Aujourd’hui, Laura décrit LeRoy comme un avatar qu’elle utilisait pour faire face aux problèmes qui la tourmentaient. « Aujourd’hui, il n’y a plus seulement une fluidité des genres mais aussi une fluidité des avatars. Avoir un avatar ou incarner un autre n’est pas une chose étrange, affirme-t-elle. D’ailleurs, peu de gens se rendent sur Internet sous leur véritable identité. »
Laura a grandi à New York. Elle se rappelle avoir été confrontée à la confusion des genres très tôt dans sa vie mais elle manquait alors de mots pour panser ses plaies. Dans le documentaire, elle se souvient des abus subis alors qu’elle n’était encore qu’une enfant. Elle a passé une année de sa vie au sein d’un foyer, à discuter en compagnie d’autres filles maltraitées. Elle s’est battue pour retranscrire sur papier tout cela et rêvait alors d’être un garçon.
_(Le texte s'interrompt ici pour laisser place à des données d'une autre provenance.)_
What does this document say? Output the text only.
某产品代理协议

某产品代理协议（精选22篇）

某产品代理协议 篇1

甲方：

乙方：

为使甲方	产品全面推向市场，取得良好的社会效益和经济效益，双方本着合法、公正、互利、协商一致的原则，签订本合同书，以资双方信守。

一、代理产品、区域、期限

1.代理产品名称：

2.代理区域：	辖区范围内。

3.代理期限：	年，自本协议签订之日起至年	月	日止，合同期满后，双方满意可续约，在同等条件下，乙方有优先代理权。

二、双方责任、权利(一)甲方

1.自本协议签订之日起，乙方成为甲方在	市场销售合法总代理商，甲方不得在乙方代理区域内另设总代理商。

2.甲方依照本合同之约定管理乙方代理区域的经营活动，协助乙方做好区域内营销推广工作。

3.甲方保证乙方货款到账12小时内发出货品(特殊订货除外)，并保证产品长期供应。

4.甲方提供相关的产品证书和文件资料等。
« J’aurais tellement voulu être un petit garçon aux cheveux blond et aux yeux bleus », raconte Laura, comme si elle décrivait LeRoy. « Les médias et la société ne parlaient pas d’abus sexuels et de maltraitance à l’époque. Quand ils ont commencé à s’y intéresser, c’était tout le temps sous la forme d’un garçon aux cheveux blonds avec les yeux bleus alors qu’il pouvait aussi bien s’agir d’une petite fille. »
Adolescente, Laura écrivait sous les traits d’un narrateur masculin. À l’Université, elle avait du mal à exprimer sa vulnérabilité dans ses écrits. « Je remonte très loin lorsque j’écris, il y a beaucoup de choses qui me font souffrir, ce n’est pas une partie de plaisir », m’a-t-elle confié. Elle avait commencé un roman à la première personne dont le narrateur était un jeune homme. Elle y parlait de maltraitance et d’abus – des thèmes récurrents dans ses œuvres. Laura assure que sa professeure lui avait demandé d’arrêter pour se lancer dans un récit avec un narrateur féminin.
Le projet LeRoy était sans doute trop novateur pour son temps – une exploration du genre que l’on observe aujourd’hui un peu partout. Quelques semaines avant notre rencontre, Laura m’a contacté sur Twitter pour me demander de laisser un avis Amazon sur le livre de JT LeRoy. À la fin de notre conversation, elle a attrapé mon exemplaire de Harold’s end, le troisième livre de JT LeRoy, et l’a dédicacé même si je lui avais dit auparavant de ne pas le faire. Qui sait à quel point le scandale LeRoy peut affecter la valeur littéraire de ses livres ? Ce qui est sûr, c’est que les gens reparlent de nouveau de JT LeRoy. « Et ce n’est pas fini », prédit Laura.